Tatiana Sutton looked critically at her reflection in the full-length mirror and was pleased with what she saw. And she would look better still once she was able to put on her lipstick and dab a little of her precious perfume on her wrists. But the finishing touches must wait until later or her mother would become suspicious if she went to Daisy’s house all dressed up. If Mama really knew where she was going she would put on her Grandmother Petrovska face and forbid the Creesby dance, even though Drew and Daisy would be there. Creesby dances were not allowed because, unlike the Holdenby hops, they were frequented by people – men – of unknown pedigree, who could be relied upon to take liberties with young ladies in general and Tatiana Sutton in particular.

The night following the aerodrome dance, Tim Thomson did not phone, and six Whitley bombers and six Wellingtons had thrashed and roared into the sky.

‘Please Lord, please take care of Tim; take care of all of them,’ she whispered, dry-mouthed. Then she turned to the icon above her bed and, crossing herself piously in the Russian Orthodox manner, prayed again to the Virgin and Child, just to make sure. She was relieved, on counting them home next morning, that twelve planes came in to land at Holdenby Moor.

Not long after, the phone rang and she found herself shaking when a voice whispered, ‘Hullo there, hen. Just thought I’d let you know I’m back. Can we meet?’

That was when the drawing-room door opened and she was forced to reply, ‘Daisy! Hi! I think so.
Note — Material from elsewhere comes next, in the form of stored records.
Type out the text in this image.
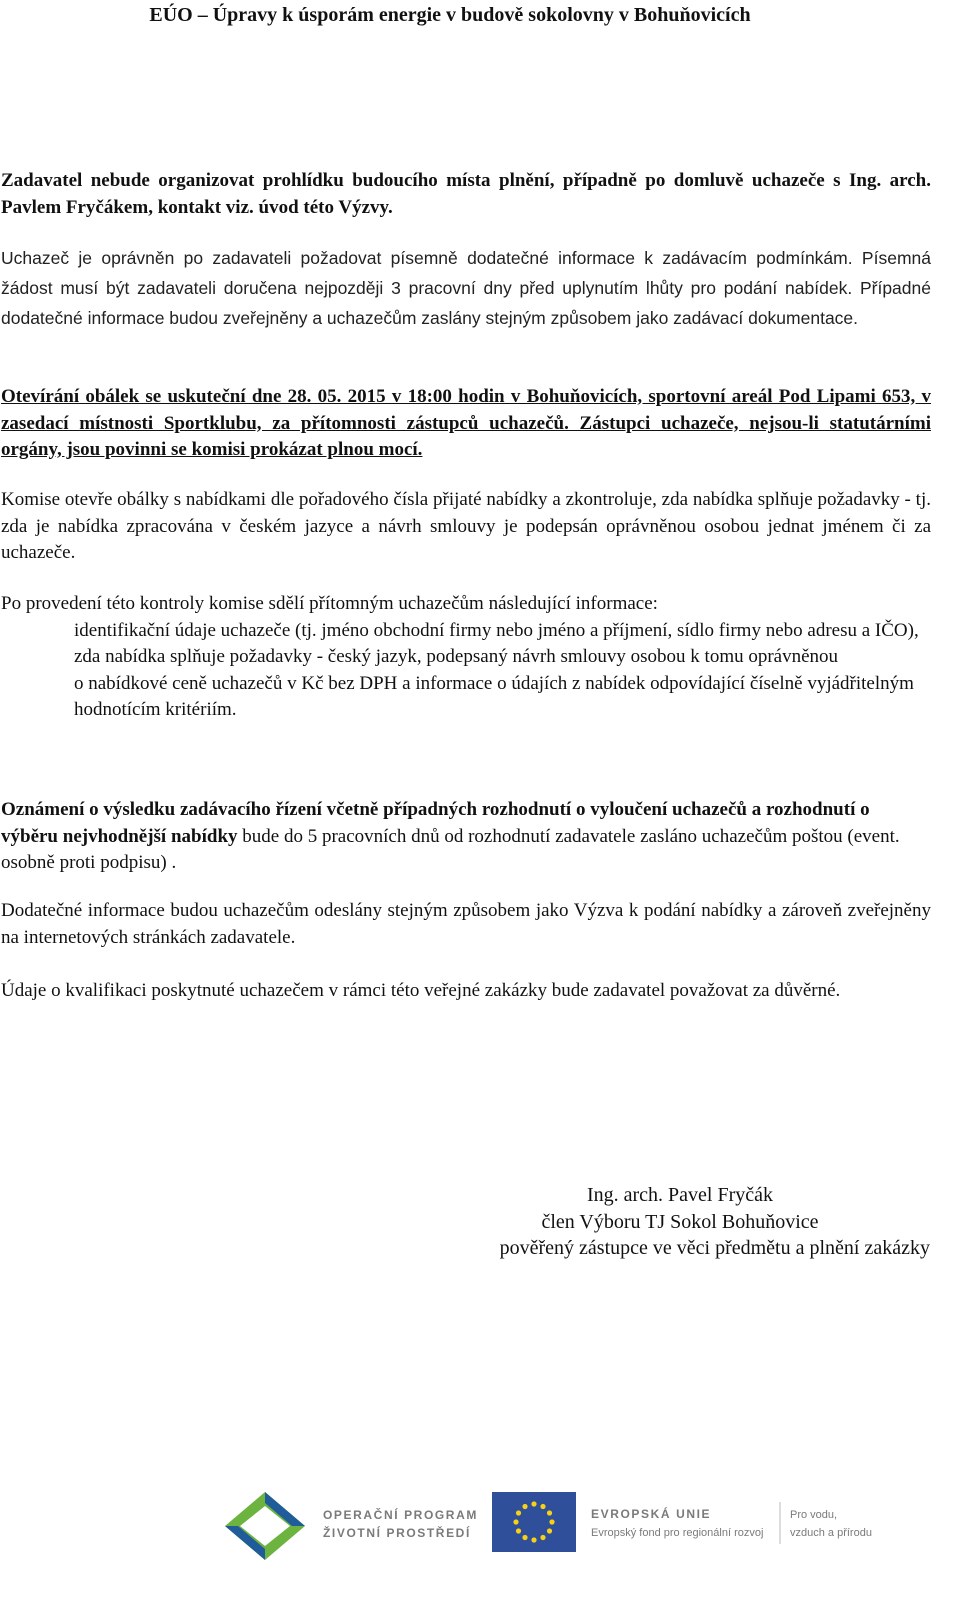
EÚO – Úpravy k úsporám energie v budově sokolovny v Bohuňovicích
Zadavatel nebude organizovat prohlídku budoucího místa plnění, případně po domluvě uchazeče s Ing. arch. Pavlem Fryčákem, kontakt viz. úvod této Výzvy.
Uchazeč je oprávněn po zadavateli požadovat písemně dodatečné informace k zadávacím podmínkám. Písemná žádost musí být zadavateli doručena nejpozději 3 pracovní dny před uplynutím lhůty pro podání nabídek. Případné dodatečné informace budou zveřejněny a uchazečům zaslány stejným způsobem jako zadávací dokumentace.
Otevírání obálek se uskuteční dne 28. 05. 2015 v 18:00 hodin v Bohuňovicích, sportovní areál Pod Lipami 653, v zasedací místnosti Sportklubu, za přítomnosti zástupců uchazečů. Zástupci uchazeče, nejsou-li statutárními orgány, jsou povinni se komisi prokázat plnou mocí.
Komise otevře obálky s nabídkami dle pořadového čísla přijaté nabídky a zkontroluje, zda nabídka splňuje požadavky - tj. zda je nabídka zpracována v českém jazyce a návrh smlouvy je podepsán oprávněnou osobou jednat jménem či za uchazeče.
Po provedení této kontroly komise sdělí přítomným uchazečům následující informace:
identifikační údaje uchazeče (tj. jméno obchodní firmy nebo jméno a příjmení, sídlo firmy nebo adresu a IČO),
zda nabídka splňuje požadavky - český jazyk, podepsaný návrh smlouvy osobou k tomu oprávněnou
o nabídkové ceně uchazečů v Kč bez DPH a informace o údajích z nabídek odpovídající číselně vyjádřitelným hodnotícím kritériím.
Oznámení o výsledku zadávacího řízení včetně případných rozhodnutí o vyloučení uchazečů a rozhodnutí o výběru nejvhodnější nabídky bude do 5 pracovních dnů od rozhodnutí zadavatele zasláno uchazečům poštou (event. osobně proti podpisu) .
Dodatečné informace budou uchazečům odeslány stejným způsobem jako Výzva k podání nabídky a zároveň zveřejněny na internetových stránkách zadavatele.
Údaje o kvalifikaci poskytnuté uchazečem v rámci této veřejné zakázky bude zadavatel považovat za důvěrné.
Ing. arch. Pavel Fryčák
člen Výboru TJ Sokol Bohuňovice
pověřený zástupce ve věci předmětu a plnění zakázky
OPERAČNÍ PROGRAM
ŽIVOTNÍ PROSTŘEDÍ
EVROPSKÁ UNIE
Evropský fond pro regionální rozvoj
Pro vodu,
vzduch a přírodu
When?’

‘The crossroads outside Holdenby,’ Tim had replied, laughter in his voice. ‘Tonight at seven – okay?’

‘Could you make it half-past, Daisy?’

And Tim had said that half-past seven was just fine and that he looked forward to seeing her.

Tatania spent the rest of that day partly on a pale pink cloud and partly in a trough of gloom, worried lest when they met at the crossroads someone should see them, though as it turned out no one did. They had walked the narrow road that led to Holdenby Pike with never a car passing them – thanks be for petrol rationing – and Tim kissed her, which made her cheeks flame and her heart bump deliciously.

That first kiss was kind and gentle, because she hadn’t quite known how to do it and blushingly told him so, though he assured her gravely that she would get much better with practice.

‘Tomorrow night is a bit – well, uncertain,’ he whispered throatily, kissing the tip of her nose, which Tatiana found thrilling, ‘and I mightn’t be able to phone, but Wednesday should be okay. Shall we say Wednesday – the Creesby dance? Will I call for you?’

‘No, Tim! Oh, no!’

‘But of course, you’ll be going with Daisy,’ he grinned. ‘See you at the dance, then?’

‘Yes, please,’ she breathed, closing her eyes, lifting her face to his. And she parted her lips a little, just to let him know she wanted him to kiss her again.

And their second kiss had been wonderful.

Tatiana was grateful that on the morning of the Creesby dance, Grandfather Sutton made a final check of the locks of the rooms in which he had been allowed to store his furniture, then handed over two complete sets of keys to the army major waiting to take possession of Pendenys Place. That a third set of keys was still in Edward Sutton’s pocket was of little consequence, he having neither the need nor the desire ever to use them. But having them meant he had not quite given up Pendenys, though why the thought should please him he had no idea.